Eminente figure de l’actuelle scène française, Marion Rampal a été nominée aux Grammy Awards pour sa collaboration avec Archie Shepp et a reçu en 2022 le prix de l’ « artiste vocal » aux Victoires du Jazz. Son cinquième album, Oizel, l’amène dans d’autres sphères, celles du chant en français et celles, plus aériennes, des merles, des canards ou des cormorans. Elle évoque ici sa longue relation avec les rois des airs…

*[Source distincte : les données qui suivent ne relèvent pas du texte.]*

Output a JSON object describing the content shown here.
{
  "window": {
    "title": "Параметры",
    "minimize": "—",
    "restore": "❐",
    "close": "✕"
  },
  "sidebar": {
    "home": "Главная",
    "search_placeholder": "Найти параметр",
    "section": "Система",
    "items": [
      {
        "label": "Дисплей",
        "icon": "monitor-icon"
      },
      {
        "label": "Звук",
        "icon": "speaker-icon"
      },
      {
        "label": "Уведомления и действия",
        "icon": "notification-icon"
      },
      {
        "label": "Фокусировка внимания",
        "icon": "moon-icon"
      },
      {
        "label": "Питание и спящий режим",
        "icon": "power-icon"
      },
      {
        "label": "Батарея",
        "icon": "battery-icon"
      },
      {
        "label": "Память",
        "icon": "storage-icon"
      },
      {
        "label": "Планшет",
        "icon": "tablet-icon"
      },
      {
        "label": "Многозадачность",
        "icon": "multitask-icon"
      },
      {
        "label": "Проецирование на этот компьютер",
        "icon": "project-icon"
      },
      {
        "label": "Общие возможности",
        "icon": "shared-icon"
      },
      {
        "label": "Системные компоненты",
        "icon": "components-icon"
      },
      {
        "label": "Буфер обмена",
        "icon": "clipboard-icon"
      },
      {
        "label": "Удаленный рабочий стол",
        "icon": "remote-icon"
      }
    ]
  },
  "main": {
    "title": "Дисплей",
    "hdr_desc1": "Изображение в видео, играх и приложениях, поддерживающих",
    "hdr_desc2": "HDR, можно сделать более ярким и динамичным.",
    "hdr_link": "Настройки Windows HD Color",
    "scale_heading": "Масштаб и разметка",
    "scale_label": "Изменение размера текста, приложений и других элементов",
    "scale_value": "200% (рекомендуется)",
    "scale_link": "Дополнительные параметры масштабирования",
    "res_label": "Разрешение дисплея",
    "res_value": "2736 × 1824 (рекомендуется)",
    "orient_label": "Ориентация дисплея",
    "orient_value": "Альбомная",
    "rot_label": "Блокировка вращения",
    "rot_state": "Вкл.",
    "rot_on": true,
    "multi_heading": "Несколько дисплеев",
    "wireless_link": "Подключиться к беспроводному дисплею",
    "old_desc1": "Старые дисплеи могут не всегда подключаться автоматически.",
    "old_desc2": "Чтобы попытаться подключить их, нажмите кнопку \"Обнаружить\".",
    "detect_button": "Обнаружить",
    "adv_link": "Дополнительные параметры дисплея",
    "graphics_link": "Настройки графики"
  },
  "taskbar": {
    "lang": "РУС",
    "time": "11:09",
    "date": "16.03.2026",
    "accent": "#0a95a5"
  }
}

Les oiseaux jouent un rôle important sur ce nouvel album mais l’un d’eux clôturait déjà le précédent, avec Still a bird. Depuis quand les oiseaux vous accompagnent-ils ?
Marion Rampal : « Sur mon album précédent, il y avait aussi un oiseau dans le premier morceau. Je me suis rendu compte de cette présence de l’oiseau, de cette figure. Assez vite après la sortie de Tissé, comme ça se passe souvent (quand je sors un disque, j’ai souvent des intuitions de la suite), je me suis dit que je devrais me concentrer sur cette figure de l’oiseau. C’est une figure très présente dans la poésie. Je m’en suis rendu compte en travaillant dessus ou en relisant, par exemple, Jacques Prévert ou en réécoutant Brassens. Il se trouve qu’il y a aussi beaucoup d’oiseaux dans les chansons traditionnelles, aussi, les vieilles chansons folkloriques qui m’inspirent beaucoup, qui ont voyagé en Amérique du Nord, en Louisiane, au Canada, en Acadie… »
Mais les oiseaux sont-ils une présence réelle dans votre vie quotidienne, ou plutôt une métaphore de la liberté ? Vous êtes du genre à passer des heures dans les bois avec vos jumelles ?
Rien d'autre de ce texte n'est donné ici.